Warum der westlicherseits betriebene Regimewechsel in Syrien irreführend als Stellvertreterkrieg bezeichnet wird, liegt auf der Hand. Anders als im Falle Libyens, wo es den USA, Frankreich, Britannien und ihren Verbündeten gelang, Rußland und China auszubooten, verhindert deren Weigerung, auch Syrien widerstandslos in die Hände der westlichen Mächte fallen zu lassen, eine offene militärische Intervention. Moskau und Beijing haben bislang im UN-Sicherheitsrat schärfere Sanktionen blockiert und weisen aktuelle Angriffsdrohungen US-Präsident Barack Obamas entschieden zurück. Während beim Umsturz in Libyen der Einsatz von Spezialkommandos nicht nur publiziert, sondern nicht selten sogar als maßgeblicher Beitrag zum Erfolg des Aufstands hervorgehoben wurde, ist davon beim Angriff auf Syrien keine Rede mehr.
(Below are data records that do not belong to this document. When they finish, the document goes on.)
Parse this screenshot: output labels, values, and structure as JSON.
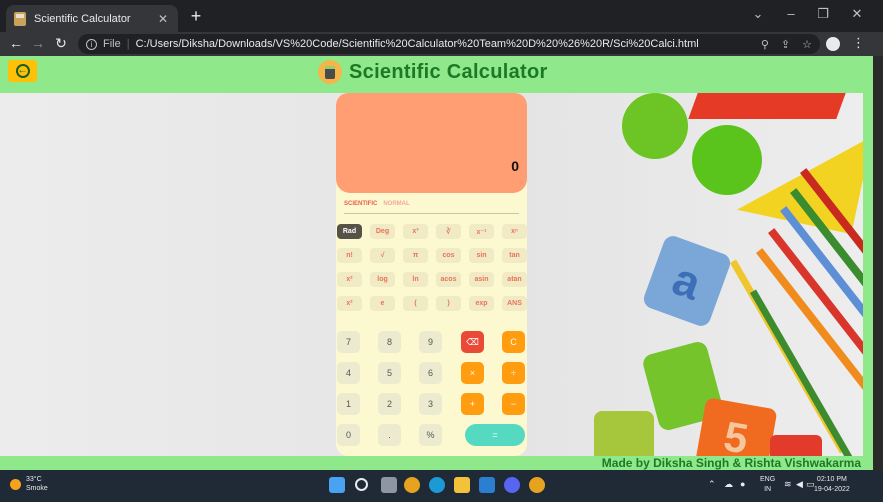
{
  "browser": {
    "tab_title": "Scientific Calculator",
    "tab_close": "✕",
    "new_tab": "+",
    "file_label": "File",
    "separator": "|",
    "url": "C:/Users/Diksha/Downloads/VS%20Code/Scientific%20Calculator%20Team%20D%20%26%20R/Sci%20Calci.html",
    "icons": [
      "back-arrow-icon",
      "forward-arrow-icon",
      "reload-icon",
      "zoom-icon",
      "share-icon",
      "star-icon",
      "profile-icon",
      "menu-icon"
    ]
  },
  "header": {
    "title": "Scientific Calculator",
    "back_icon": "←"
  },
  "calculator": {
    "display_value": "0",
    "modes": [
      "SCIENTIFIC",
      "NORMAL"
    ],
    "sci_rows": [
      [
        "Rad",
        "Deg",
        "x³",
        "∛",
        "x⁻¹",
        "xⁿ"
      ],
      [
        "n!",
        "√",
        "π",
        "cos",
        "sin",
        "tan"
      ],
      [
        "x²",
        "log",
        "ln",
        "acos",
        "asin",
        "atan"
      ],
      [
        "x²",
        "e",
        "(",
        ")",
        "exp",
        "ANS"
      ]
    ],
    "num_rows": [
      [
        "7",
        "8",
        "9",
        "⌫",
        "C"
      ],
      [
        "4",
        "5",
        "6",
        "×",
        "÷"
      ],
      [
        "1",
        "2",
        "3",
        "+",
        "−"
      ],
      [
        "0",
        ".",
        "%",
        "="
      ]
    ]
  },
  "footer": {
    "credit": "Made by Diksha Singh & Rishta Vishwakarma"
  },
  "taskbar": {
    "temperature": "33°C",
    "weather": "Smoke",
    "lang_top": "ENG",
    "lang_bottom": "IN",
    "time": "02:10 PM",
    "date": "19-04-2022"
  }
}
Wie die ungleich stärker eingeschätzten syrischen Streitkräfte von den verschiedenen oppositionellen Fraktionen derart in die Enge getrieben und spektakuläre Anschläge auf hochrangige Politiker verübt werden konnten, ist indessen ohne entscheidende Mitwirkung westlicher Spezialkommandos kaum zu erklären. Hinzu kommt die Aufrüstung der Free Syrian Army (FSA) durch die Türkei sowie Saudi-Arabien und Katar, wodurch die Aufständischen nicht nur über erbeutetes Kriegsgerät, sondern auch andere schwere Waffen verfügen. Gebremst wird die Aufmunitionierung der FSA lediglich durch das Kalkül, den Handlangern des Regimewechsels wie insbesondere islamistischen Kräften keine militärische Schlüsseltechnologie in die Hände zu spielen, die sie später gegen ihre derzeitigen Hintermänner richten können.
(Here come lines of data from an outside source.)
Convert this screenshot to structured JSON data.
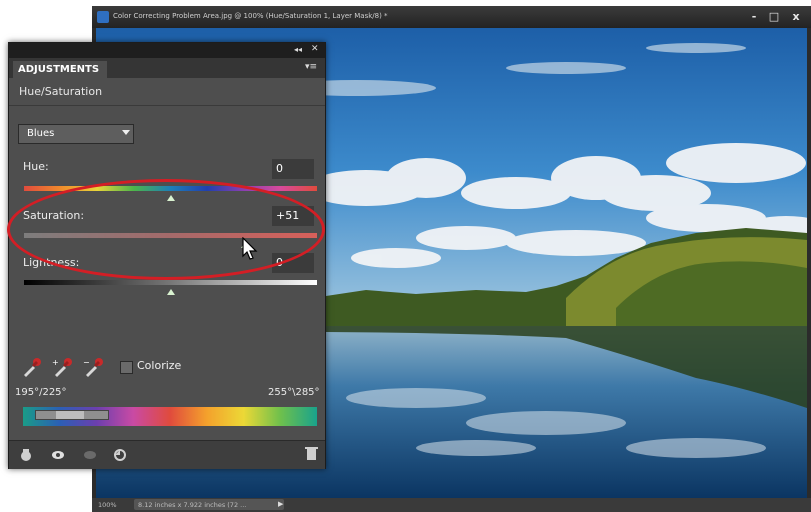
{
  "document": {
    "title": "Color Correcting Problem Area.jpg @ 100% (Hue/Saturation 1, Layer Mask/8) *",
    "zoom": "100%",
    "info": "8.12 inches x 7.922 inches (72 ...",
    "window_buttons": [
      "-",
      "□",
      "x"
    ]
  },
  "panel": {
    "tab_label": "ADJUSTMENTS",
    "collapse_label": "◂◂",
    "close_label": "✕",
    "menu_label": "▾≡",
    "adjustment_title": "Hue/Saturation",
    "channel": "Blues",
    "sliders": {
      "hue": {
        "label": "Hue:",
        "value": "0",
        "level": 0.5
      },
      "saturation": {
        "label": "Saturation:",
        "value": "+51",
        "level": 0.755
      },
      "lightness": {
        "label": "Lightness:",
        "value": "0",
        "level": 0.5
      }
    },
    "colorize_label": "Colorize",
    "colorize_checked": false,
    "range_left": "195°/225°",
    "range_right": "255°\\285°",
    "icons": [
      "eyedropper-icon",
      "eyedropper-plus-icon",
      "eyedropper-minus-icon",
      "clip-to-layer-icon",
      "visibility-eye-icon",
      "reset-icon",
      "previous-state-icon",
      "trash-icon"
    ]
  },
  "colors": {
    "annotation": "#d41e25",
    "panel_bg": "#4e4e4e",
    "sky": "#2b73b8",
    "water": "#0e3d6b"
  }
}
Um so wichtiger ist es für die Vereinigten Staaten und ihre Verbündeten, diesen Kriegszug einerseits zu verschleiern, während sie andererseits das gesamte Repertoire verdeckter Operationen und logistischer Unterstützung ausspielen. Auch Deutschland ist mit subtilen, aber zweifellos wirkungsvollen Mitteln beteiligt, wie die aktuell losgetretene Kontroverse um den Marineeinsatz vor der syrischen Küste einer breiteren Öffentlichkeit vor Augen führt. Bereits im Juli war bekannt geworden, daß die Bundesregierung einen geheimen Think Tank aufgebaut und unterstützt hat, der bis zu 50 oppositionelle Syrier einfliegen ließ, um Vorbereitungen für die Zeit nach dem Sturz Assads zu treffen. Zudem steht Deutschland zusammen mit den Vereinigten Arabischen Emiraten der Arbeitsgruppe "Wirtschaftlicher Wiederaufbau und Entwicklung" im Rahmen der "Freundesgruppe des syrischen Volkes" vor. Diese Arbeitsgruppe soll Pläne entwerfen, wie in Syrien eine Massenprivatisierung von Staatsbetrieben und die Durchsetzung der Marktwirtschaft gewährleistet werden kann. Anfang August richtete das Auswärtige Amt schließlich eine ressortübergreifende Task Force Syrien ein, um "die umfassenden Aufgaben in der Bundesregierung noch stärker zu bündeln", wie Außenminister Guido Westerwelle mitteilte. [1]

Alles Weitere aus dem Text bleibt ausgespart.